There are three main types of diabetes:

  • Type 1 Diabetes: This type of diabetes results from they body’s failure to produce insulin. As a result, the body cannot regulate blood sugar properly. It was formerly know as juvenile diabetes, but it can develop in patients of any age. Patients with this type of diabetes will need insulin injections for the rest of their lives.
  • Type 2 Diabetes: This type of diabetes comes from an insulin resistance, which results in high blood sugar. Patients with type 2 diabetes still produce insulin, unlike those with type 1 diabetes. Type 2 diabetes is the most common form of diabetes, seen in 90% of all people diagnosed with diabetes, and is often found in obese patients.
  • Gestational Diabetes: This type of diabetes is characterized by high blood sugar that is first seen during pregnancy. It is caused by the body’s insulin receptors not properly functioning during pregnancy.

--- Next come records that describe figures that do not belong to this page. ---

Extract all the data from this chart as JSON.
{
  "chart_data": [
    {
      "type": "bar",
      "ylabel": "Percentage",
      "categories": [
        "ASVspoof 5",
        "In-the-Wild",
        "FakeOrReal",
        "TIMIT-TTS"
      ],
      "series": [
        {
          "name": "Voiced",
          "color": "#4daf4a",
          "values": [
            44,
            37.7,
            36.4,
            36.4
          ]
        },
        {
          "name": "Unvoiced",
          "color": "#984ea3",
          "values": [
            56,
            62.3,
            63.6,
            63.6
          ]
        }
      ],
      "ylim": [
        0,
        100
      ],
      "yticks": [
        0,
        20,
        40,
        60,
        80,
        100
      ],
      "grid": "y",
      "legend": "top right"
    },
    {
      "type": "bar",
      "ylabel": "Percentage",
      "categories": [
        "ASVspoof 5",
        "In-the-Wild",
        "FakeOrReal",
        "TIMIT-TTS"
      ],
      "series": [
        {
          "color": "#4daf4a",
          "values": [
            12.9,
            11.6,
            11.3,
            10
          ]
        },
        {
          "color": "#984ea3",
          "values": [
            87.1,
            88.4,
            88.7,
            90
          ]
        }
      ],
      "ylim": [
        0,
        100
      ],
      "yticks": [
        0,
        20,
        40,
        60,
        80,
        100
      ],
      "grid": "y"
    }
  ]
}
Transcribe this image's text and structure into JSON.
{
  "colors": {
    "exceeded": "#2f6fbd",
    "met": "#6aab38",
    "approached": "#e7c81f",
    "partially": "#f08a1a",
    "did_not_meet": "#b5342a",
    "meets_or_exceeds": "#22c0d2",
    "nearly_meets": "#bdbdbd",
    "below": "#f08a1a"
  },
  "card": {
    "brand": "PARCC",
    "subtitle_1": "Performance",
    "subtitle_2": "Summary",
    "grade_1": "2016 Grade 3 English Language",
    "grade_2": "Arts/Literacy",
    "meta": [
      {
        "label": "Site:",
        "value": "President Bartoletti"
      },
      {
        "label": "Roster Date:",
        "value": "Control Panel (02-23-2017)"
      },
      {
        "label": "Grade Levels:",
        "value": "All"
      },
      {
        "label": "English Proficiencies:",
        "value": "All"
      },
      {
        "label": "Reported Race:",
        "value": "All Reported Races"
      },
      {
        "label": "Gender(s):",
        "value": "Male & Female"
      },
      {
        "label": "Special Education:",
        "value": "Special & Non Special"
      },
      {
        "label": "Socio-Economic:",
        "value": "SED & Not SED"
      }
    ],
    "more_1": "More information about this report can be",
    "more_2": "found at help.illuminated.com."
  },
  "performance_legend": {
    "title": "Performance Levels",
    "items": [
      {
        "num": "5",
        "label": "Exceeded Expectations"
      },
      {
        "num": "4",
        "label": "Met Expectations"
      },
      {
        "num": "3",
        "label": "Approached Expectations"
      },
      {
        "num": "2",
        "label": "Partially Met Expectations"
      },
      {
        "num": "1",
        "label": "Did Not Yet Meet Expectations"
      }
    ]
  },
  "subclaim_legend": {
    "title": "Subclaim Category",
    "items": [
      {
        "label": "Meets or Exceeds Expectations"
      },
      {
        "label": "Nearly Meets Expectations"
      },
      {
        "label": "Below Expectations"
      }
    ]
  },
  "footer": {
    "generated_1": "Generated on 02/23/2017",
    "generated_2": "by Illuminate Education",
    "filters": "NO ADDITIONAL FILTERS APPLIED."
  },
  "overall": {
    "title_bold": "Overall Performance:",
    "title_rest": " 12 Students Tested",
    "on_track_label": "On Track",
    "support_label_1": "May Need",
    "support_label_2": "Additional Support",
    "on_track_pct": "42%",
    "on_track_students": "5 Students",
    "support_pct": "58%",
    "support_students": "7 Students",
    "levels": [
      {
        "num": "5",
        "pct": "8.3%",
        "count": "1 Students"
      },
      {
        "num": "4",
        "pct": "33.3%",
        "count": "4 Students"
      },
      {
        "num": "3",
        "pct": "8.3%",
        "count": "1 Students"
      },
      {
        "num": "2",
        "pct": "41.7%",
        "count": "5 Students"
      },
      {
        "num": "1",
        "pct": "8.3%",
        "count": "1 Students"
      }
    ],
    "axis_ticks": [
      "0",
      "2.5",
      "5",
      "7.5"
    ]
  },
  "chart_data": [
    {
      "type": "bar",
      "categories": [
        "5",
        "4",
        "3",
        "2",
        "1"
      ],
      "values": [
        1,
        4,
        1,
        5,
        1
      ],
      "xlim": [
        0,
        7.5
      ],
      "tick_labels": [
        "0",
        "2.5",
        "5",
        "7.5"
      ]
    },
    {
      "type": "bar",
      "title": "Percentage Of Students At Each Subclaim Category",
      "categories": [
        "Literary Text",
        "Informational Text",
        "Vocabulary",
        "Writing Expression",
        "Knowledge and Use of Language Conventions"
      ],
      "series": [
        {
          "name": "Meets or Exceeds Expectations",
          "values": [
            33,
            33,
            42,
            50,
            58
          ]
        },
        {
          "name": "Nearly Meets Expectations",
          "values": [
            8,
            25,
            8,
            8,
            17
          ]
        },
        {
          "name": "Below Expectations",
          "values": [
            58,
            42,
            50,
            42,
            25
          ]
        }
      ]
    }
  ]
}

There are other conditions associated with diabetes:
  • Diabetic Kidney Disease: Diabetes is a major risk factor for chronic kidney disease. In fact, diabetes is the number one cause for kidney failure. When a person has diabetes, their small blood vessels are damaged, making it difficult for the kidneys to properly filter your blood.
  • Diabetic Neuropathy: Diabetic neuropathy is a type of nerve damage that is associated with diabetes. People with diabetic neuropathy often encounter painful tingling, numbness, and shooting pain in their hands and feet.